After supper they had a great time deciding where to keep the yokes. Rob wanted them hung up on the wall.

"They look just as pretty as the antlers old Mr. Pine has upon the wall in his house," said Rob; "and we can't ever have any antlers, unless we shoot a deer ourselves. Mr. Pine said a man offered him fifty dollars for them; but he wouldn't take it. I think our yokes look just about as pretty."

"Oh, Rob!" exclaimed Nelly, "how can you talk so? They are not pretty a bit; and you know it!"

"I don't either!" said Rob: "I do think they're pretty; honest, I do."

While they spoke, Mrs. March was hanging one of the yokes on the wall, by a bit of bright red tape, tied in the middle. She hung it quite low, between the door and the south window. Then she hung Nelly's sun-bonnet on the nail above it, and Nelly's little red shawl over one end of the yoke.

"There," she said, "you are right, Rob. It makes quite a pretty hat-rack."

"So it does," said Mr. March. "Now we'll put the other one up the other side the door; and that shall be Rob's, to hang his coat and jacket on."

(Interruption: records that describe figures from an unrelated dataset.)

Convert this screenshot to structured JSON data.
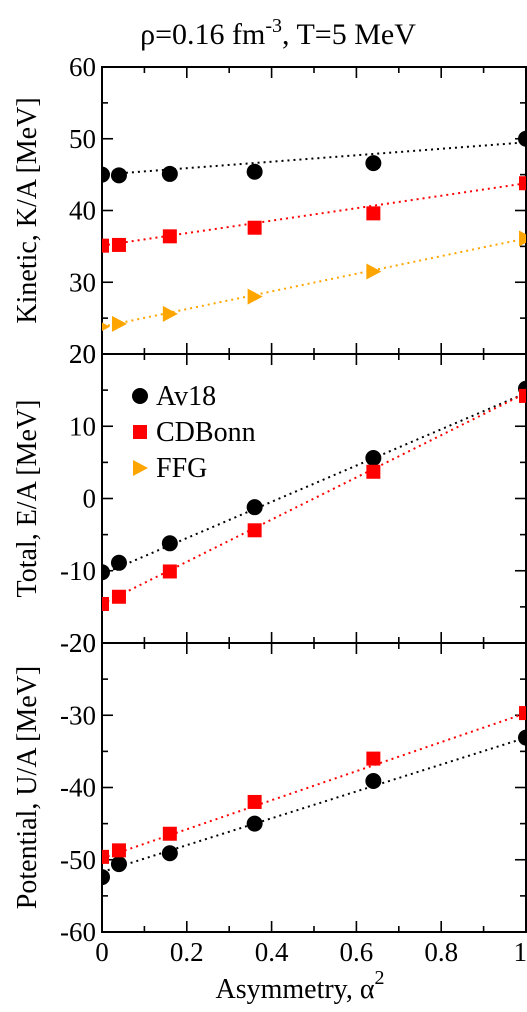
{
  "title": {
    "main": "ρ=0.16 fm",
    "superscript": "-3",
    "suffix": ", T=5 MeV"
  },
  "legend": {
    "av18": "Av18",
    "cdbonn": "CDBonn",
    "ffg": "FFG",
    "placement": "upper-left of middle panel"
  },
  "colors": {
    "av18": "#000000",
    "cdbonn": "#ff0000",
    "ffg": "#ffa500"
  },
  "chart_data": [
    {
      "type": "scatter",
      "panel": "top",
      "ylabel": "Kinetic, K/A [MeV]",
      "xlabel": "",
      "xlim": [
        0,
        1
      ],
      "ylim": [
        20,
        60
      ],
      "yticks": [
        20,
        30,
        40,
        50,
        60
      ],
      "ytick_labels": [
        "20",
        "30",
        "40",
        "50",
        "60"
      ],
      "grid": false,
      "series": [
        {
          "name": "Av18",
          "marker": "circle",
          "x": [
            0,
            0.04,
            0.16,
            0.36,
            0.64,
            1.0
          ],
          "y": [
            45.0,
            44.9,
            45.1,
            45.4,
            46.6,
            50.0
          ],
          "fit": [
            45.0,
            49.5
          ]
        },
        {
          "name": "CDBonn",
          "marker": "square",
          "x": [
            0,
            0.04,
            0.16,
            0.36,
            0.64,
            1.0
          ],
          "y": [
            35.1,
            35.2,
            36.4,
            37.6,
            39.6,
            43.8
          ],
          "fit": [
            35.1,
            43.8
          ]
        },
        {
          "name": "FFG",
          "marker": "triangle-right",
          "x": [
            0,
            0.04,
            0.16,
            0.36,
            0.64,
            1.0
          ],
          "y": [
            23.8,
            24.2,
            25.6,
            28.0,
            31.5,
            36.1
          ],
          "fit": [
            23.8,
            36.1
          ]
        }
      ]
    },
    {
      "type": "scatter",
      "panel": "middle",
      "ylabel": "Total, E/A [MeV]",
      "xlabel": "",
      "xlim": [
        0,
        1
      ],
      "ylim": [
        -20,
        20
      ],
      "yticks": [
        -20,
        -10,
        0,
        10,
        20
      ],
      "ytick_labels": [
        "-20",
        "-10",
        "0",
        "10",
        "20"
      ],
      "grid": false,
      "series": [
        {
          "name": "Av18",
          "marker": "circle",
          "x": [
            0,
            0.04,
            0.16,
            0.36,
            0.64,
            1.0
          ],
          "y": [
            -10.2,
            -8.9,
            -6.2,
            -1.2,
            5.6,
            15.2
          ],
          "fit": [
            -10.5,
            14.6
          ]
        },
        {
          "name": "CDBonn",
          "marker": "square",
          "x": [
            0,
            0.04,
            0.16,
            0.36,
            0.64,
            1.0
          ],
          "y": [
            -14.6,
            -13.6,
            -10.1,
            -4.4,
            3.7,
            14.2
          ],
          "fit": [
            -14.6,
            14.6
          ]
        }
      ]
    },
    {
      "type": "scatter",
      "panel": "bottom",
      "ylabel": "Potential, U/A [MeV]",
      "xlabel": "Asymmetry, α",
      "xlabel_superscript": "2",
      "xlim": [
        0,
        1
      ],
      "ylim": [
        -60,
        -20
      ],
      "xticks": [
        0,
        0.2,
        0.4,
        0.6,
        0.8,
        1
      ],
      "xtick_labels": [
        "0",
        "0.2",
        "0.4",
        "0.6",
        "0.8",
        "1"
      ],
      "yticks": [
        -60,
        -50,
        -40,
        -30,
        -20
      ],
      "ytick_labels": [
        "-60",
        "-50",
        "-40",
        "-30",
        "-20"
      ],
      "grid": false,
      "series": [
        {
          "name": "Av18",
          "marker": "circle",
          "x": [
            0,
            0.04,
            0.16,
            0.36,
            0.64,
            1.0
          ],
          "y": [
            -52.4,
            -50.6,
            -49.1,
            -45.0,
            -39.1,
            -33.1
          ],
          "fit": [
            -51.7,
            -33.1
          ]
        },
        {
          "name": "CDBonn",
          "marker": "square",
          "x": [
            0,
            0.04,
            0.16,
            0.36,
            0.64,
            1.0
          ],
          "y": [
            -49.6,
            -48.7,
            -46.4,
            -42.0,
            -36.0,
            -29.7
          ],
          "fit": [
            -49.8,
            -29.7
          ]
        }
      ]
    }
  ]
}
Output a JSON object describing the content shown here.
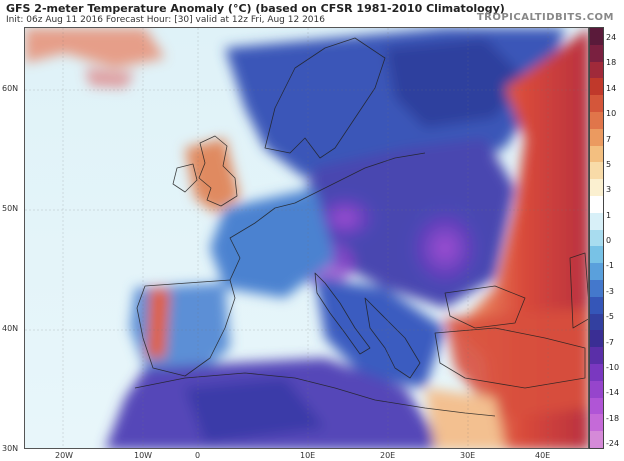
{
  "header": {
    "title": "GFS 2-meter Temperature Anomaly (°C) (based on CFSR 1981-2010 Climatology)",
    "subtitle": "Init: 06z Aug 11 2016   Forecast Hour: [30]   valid at 12z Fri, Aug 12 2016",
    "brand": "TROPICALTIDBITS.COM"
  },
  "map": {
    "latitude_labels": [
      "60N",
      "50N",
      "40N",
      "30N"
    ],
    "longitude_labels": [
      "20W",
      "10W",
      "0",
      "10E",
      "20E",
      "30E",
      "40E"
    ]
  },
  "colorbar": {
    "labels": [
      "24",
      "18",
      "14",
      "10",
      "7",
      "5",
      "3",
      "1",
      "0",
      "-1",
      "-3",
      "-5",
      "-7",
      "-10",
      "-14",
      "-18",
      "-24"
    ],
    "colors": [
      "#5a1a3a",
      "#7a2040",
      "#a02a3a",
      "#c0392b",
      "#d4563a",
      "#e0754a",
      "#eb9a60",
      "#f3bf80",
      "#f8dba8",
      "#fbf0d0",
      "#ffffff",
      "#d8f0f8",
      "#a8dcef",
      "#78c2e6",
      "#5aa0dc",
      "#4478cc",
      "#3556b8",
      "#3340a0",
      "#3a2e94",
      "#5a2fa8",
      "#7a38c0",
      "#9645cc",
      "#b055d6",
      "#c56ad8",
      "#d58ad8"
    ]
  }
}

"My jacket isn't pretty, though, like Nell's shawl," said Rob, wistfully. "Why don't men wear red jackets in this country? In that book of Jan's ever so many of the men have red jackets on, with silver buttons; and they're splendid. Jan has one too in the chest; but he doesn't wear it here, because it would make the folks laugh, he says: it is so different from other clothes here. He put it on for us while Ulrica was showing Nelly the little girl's gown. It did look queer; it came down most to his knees, and had great flaps on the side, and big silver buttons on the front, as big as dollars. But it was splendid: a great deal handsomer than the uniform the Mayfield guards wore."

When Billy came home from Mr. Pike's, Lucinda told him about the yokes which Jan had made for the children to wear, to carry their baskets and pails on. Billy listened with a disturbed face.

"Miss March'll never let 'em wear 'em: will she?"